I’m reaching out to the community here. Do you know of a better implementation than nanoflann for point locators? Is there any known issues that could occur with nanoflann that I’m not foreseeing? Or is using nanoflann as a backend a good idea?

This is a great analysis, I’d definitely replace the implementation of vtkKdTreePointLocator with nanoflann unless there’s some weird build dependencies or licensing issues. I’m curious, did you do any memory usage comparisons? I’ve found myself lately processing 0.5 billion points, and memory can be a concern.

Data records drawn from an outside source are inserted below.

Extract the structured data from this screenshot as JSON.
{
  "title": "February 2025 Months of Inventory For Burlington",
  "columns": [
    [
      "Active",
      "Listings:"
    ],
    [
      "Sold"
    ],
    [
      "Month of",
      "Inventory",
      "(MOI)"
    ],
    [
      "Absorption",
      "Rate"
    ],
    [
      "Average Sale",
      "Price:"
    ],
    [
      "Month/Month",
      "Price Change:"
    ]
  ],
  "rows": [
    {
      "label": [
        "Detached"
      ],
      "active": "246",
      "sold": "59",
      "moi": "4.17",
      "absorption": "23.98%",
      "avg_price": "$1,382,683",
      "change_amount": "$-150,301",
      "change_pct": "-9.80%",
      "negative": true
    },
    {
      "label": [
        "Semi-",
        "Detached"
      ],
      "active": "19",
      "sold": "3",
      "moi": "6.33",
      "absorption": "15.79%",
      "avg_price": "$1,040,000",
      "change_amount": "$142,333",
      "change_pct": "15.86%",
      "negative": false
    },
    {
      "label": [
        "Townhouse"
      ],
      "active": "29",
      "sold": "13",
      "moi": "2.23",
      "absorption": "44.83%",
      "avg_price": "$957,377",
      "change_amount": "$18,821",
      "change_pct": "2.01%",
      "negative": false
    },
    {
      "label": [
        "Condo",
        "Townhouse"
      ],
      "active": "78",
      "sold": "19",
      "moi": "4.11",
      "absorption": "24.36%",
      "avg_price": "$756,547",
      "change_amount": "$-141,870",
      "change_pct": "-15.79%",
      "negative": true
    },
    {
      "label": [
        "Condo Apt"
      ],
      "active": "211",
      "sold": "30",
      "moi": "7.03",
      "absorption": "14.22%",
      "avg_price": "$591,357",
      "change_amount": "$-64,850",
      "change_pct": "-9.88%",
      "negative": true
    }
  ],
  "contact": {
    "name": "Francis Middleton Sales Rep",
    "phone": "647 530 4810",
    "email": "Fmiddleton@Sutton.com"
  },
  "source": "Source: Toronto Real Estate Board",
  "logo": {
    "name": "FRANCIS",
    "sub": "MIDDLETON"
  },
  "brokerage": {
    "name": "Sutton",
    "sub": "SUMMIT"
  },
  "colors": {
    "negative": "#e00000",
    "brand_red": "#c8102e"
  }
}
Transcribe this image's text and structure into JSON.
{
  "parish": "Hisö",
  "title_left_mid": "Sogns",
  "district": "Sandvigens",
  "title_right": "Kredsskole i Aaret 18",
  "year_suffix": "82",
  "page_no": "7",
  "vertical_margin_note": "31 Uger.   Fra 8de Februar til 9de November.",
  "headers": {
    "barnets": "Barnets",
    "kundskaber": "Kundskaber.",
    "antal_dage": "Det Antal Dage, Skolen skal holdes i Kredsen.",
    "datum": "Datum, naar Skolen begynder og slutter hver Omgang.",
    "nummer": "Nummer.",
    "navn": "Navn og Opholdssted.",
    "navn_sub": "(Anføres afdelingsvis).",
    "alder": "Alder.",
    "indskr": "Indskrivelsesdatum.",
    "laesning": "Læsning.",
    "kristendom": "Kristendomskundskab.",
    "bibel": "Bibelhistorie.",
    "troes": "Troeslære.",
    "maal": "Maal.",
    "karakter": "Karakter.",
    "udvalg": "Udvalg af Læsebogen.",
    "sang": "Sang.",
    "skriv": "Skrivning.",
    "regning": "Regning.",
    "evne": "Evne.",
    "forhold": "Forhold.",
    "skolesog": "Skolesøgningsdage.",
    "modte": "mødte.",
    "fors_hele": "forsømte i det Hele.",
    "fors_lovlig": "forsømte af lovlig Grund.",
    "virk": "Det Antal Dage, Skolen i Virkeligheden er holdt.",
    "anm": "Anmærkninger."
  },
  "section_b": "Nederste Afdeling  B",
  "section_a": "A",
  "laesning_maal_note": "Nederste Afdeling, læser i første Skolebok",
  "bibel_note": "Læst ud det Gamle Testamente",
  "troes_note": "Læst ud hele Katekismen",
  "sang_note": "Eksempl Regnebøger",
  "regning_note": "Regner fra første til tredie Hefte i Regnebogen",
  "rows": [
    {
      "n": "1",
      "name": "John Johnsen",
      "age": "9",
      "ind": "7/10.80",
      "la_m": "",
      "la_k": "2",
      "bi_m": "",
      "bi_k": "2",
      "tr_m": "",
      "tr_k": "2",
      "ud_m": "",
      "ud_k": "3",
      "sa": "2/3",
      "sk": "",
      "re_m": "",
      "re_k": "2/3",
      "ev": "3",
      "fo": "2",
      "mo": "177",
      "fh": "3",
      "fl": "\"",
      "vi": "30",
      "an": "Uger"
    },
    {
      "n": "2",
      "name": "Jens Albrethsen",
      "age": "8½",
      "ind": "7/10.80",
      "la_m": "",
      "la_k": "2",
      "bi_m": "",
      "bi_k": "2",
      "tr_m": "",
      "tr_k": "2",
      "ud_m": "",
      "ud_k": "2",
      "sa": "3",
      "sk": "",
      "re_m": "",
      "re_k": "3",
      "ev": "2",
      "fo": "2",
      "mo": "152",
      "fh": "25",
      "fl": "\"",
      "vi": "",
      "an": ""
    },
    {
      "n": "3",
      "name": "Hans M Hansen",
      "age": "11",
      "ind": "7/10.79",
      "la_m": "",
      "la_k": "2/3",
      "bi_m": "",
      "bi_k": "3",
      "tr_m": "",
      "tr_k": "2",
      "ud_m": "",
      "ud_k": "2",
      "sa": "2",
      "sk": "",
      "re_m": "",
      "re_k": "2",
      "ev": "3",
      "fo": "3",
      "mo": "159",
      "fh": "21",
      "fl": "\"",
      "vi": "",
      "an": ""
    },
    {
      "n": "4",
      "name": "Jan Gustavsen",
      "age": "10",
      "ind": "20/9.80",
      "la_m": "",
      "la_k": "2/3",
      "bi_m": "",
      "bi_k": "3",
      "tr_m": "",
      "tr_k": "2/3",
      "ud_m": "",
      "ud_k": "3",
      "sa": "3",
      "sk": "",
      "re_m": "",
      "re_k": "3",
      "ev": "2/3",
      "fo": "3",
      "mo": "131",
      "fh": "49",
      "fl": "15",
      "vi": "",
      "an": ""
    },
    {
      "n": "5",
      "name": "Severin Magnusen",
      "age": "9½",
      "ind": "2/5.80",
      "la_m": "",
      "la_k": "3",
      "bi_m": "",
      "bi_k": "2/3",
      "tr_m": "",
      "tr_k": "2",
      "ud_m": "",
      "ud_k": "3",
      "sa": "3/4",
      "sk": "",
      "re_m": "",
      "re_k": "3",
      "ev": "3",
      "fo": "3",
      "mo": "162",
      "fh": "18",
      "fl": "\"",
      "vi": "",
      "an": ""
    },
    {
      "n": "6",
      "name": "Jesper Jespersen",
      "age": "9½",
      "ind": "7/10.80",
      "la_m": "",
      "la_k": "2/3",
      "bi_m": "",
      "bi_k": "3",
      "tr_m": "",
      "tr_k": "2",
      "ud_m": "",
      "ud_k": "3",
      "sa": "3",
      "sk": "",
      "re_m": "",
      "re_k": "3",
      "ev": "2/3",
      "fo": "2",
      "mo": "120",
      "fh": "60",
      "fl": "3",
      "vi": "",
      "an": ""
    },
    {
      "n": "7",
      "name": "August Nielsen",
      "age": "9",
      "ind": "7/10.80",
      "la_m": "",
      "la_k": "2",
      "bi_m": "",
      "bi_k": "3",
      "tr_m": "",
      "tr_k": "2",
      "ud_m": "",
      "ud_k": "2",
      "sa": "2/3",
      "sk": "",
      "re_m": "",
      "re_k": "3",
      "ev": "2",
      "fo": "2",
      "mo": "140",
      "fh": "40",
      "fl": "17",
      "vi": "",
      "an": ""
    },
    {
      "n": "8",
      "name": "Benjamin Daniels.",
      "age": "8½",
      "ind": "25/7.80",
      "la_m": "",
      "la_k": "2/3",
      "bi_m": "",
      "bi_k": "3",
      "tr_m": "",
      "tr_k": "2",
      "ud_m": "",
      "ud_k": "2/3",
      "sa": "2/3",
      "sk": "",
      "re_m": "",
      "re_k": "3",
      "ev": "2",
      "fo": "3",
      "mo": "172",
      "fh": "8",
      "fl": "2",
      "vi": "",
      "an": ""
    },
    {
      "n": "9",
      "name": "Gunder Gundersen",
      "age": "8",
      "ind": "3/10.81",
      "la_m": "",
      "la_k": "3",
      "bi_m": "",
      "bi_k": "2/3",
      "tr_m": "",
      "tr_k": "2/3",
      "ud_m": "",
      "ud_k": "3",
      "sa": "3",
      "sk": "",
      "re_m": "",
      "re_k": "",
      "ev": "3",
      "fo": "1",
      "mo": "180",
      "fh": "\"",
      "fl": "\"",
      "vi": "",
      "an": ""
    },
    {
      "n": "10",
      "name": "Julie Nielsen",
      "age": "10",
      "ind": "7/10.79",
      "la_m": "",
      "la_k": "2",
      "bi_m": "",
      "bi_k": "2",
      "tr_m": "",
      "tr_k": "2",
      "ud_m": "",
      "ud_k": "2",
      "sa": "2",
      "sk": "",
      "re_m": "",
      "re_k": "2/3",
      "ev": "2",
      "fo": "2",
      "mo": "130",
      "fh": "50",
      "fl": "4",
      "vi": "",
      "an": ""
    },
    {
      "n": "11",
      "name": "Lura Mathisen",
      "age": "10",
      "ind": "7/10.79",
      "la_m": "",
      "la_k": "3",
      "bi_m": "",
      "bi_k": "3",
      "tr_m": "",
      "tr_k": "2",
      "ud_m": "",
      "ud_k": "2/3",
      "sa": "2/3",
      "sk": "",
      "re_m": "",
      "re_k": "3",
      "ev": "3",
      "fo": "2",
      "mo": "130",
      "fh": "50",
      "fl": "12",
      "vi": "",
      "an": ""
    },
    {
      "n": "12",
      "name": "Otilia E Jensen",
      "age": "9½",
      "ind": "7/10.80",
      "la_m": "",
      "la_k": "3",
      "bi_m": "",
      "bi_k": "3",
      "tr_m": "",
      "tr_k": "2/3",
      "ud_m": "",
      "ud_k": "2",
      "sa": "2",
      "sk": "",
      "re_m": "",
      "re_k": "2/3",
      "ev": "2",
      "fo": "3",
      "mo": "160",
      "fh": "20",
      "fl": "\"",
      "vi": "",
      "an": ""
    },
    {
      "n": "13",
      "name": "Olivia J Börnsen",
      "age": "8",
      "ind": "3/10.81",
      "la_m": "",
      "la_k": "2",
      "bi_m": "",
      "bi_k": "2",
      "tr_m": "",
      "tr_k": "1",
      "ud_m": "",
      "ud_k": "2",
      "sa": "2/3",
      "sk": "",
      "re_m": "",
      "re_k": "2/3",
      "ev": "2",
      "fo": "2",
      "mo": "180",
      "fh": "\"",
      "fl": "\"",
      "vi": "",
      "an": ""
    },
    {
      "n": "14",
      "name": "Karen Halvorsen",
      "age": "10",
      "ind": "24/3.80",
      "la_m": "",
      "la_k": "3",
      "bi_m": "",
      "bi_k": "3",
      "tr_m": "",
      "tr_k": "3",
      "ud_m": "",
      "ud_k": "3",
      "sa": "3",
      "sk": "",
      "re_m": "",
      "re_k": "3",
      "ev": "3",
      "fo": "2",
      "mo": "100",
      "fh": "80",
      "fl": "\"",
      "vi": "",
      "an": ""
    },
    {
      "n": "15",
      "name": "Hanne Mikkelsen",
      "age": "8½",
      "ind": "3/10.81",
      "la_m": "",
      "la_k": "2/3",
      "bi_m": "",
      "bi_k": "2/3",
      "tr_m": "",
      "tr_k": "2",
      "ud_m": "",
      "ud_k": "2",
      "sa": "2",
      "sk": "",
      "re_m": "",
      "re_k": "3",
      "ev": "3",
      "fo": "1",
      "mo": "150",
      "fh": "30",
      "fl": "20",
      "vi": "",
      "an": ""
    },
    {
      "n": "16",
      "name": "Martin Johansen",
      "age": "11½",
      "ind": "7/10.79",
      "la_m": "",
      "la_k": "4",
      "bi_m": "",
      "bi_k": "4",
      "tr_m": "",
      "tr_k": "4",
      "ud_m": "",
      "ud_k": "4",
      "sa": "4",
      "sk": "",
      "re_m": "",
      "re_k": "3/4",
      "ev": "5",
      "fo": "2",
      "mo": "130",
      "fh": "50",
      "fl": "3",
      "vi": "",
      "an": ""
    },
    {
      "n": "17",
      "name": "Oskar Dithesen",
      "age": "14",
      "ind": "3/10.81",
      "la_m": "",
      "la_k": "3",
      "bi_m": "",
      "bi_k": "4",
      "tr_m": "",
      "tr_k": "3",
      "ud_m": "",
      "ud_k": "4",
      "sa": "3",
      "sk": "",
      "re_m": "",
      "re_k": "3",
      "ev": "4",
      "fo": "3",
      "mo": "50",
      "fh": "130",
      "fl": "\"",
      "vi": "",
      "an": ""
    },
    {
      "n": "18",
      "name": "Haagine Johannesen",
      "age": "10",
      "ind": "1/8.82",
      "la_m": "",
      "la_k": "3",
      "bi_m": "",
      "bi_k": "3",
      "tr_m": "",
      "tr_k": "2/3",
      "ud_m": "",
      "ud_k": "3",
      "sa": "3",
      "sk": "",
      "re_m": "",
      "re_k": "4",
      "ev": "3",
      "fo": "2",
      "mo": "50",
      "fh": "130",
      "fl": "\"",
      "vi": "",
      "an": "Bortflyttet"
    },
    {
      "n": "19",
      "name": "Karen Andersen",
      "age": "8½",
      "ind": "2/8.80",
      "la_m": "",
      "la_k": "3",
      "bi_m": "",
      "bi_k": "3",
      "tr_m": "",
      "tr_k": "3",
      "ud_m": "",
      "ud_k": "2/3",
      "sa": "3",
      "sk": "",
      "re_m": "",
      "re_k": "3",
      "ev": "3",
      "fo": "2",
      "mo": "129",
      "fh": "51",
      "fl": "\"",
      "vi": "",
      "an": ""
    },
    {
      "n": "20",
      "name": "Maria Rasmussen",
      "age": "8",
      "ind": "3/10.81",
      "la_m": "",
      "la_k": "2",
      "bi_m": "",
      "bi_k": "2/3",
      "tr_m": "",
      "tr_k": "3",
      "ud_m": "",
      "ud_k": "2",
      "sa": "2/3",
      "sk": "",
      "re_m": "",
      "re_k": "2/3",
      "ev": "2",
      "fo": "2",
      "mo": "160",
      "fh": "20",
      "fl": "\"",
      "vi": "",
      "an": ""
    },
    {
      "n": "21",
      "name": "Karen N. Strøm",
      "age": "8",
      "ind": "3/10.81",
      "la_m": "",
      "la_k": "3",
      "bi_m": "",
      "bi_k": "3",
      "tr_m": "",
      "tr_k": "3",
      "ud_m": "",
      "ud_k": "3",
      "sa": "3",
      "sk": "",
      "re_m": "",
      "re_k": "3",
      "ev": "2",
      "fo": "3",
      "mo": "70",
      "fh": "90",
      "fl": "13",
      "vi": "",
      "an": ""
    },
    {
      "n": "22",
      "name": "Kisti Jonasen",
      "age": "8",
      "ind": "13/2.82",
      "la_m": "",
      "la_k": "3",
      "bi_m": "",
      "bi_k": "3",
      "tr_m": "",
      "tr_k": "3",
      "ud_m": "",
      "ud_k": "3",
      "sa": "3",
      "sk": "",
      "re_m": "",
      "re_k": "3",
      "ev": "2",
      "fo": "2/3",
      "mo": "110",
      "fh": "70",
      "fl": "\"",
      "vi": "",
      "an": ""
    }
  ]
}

I don’t think there’s an easy way to know the memory consumption in the VTK’s locators. They don’t have GetActualyMemorySize(). In nanoflann, a locator of 1 million points (the one of my example) produces an excess of 4.3 MB. So roughly 4 bytes per points.

Using 10 million points, nanoflann generates an excess of 38 MB, so we’re in the same scale. 4 bytes per point.

That’s very impressive! although I don’t think you mean 4 MB per point :wink:

Hi, Sorry to join in late in the discussion (new in this discourse),
I’ve been using VTK for quite a long time and recently i’ve been using Nanoflann “heavily”.

Nanoflann should be quite easy to integrate since it’s a single “.hpp” file using common STD includes.

Also, for specific application (e.g. 2D / 3D points) the speed can be further improved,
using some templated L2_distance function (to remove the “for loop”).
And could be further improved with continuous array, enabling SSE-AVX instructions.

This is what I did in my branch (however this project is more to generalize kdtree Lpq distances) :

I would be happy to help / discuss !

Yohann and others-

What is the status with nanoflan? There are some potential applications where the speed could be most beneficial. It sounds like it would be relatively straightforward to integrate.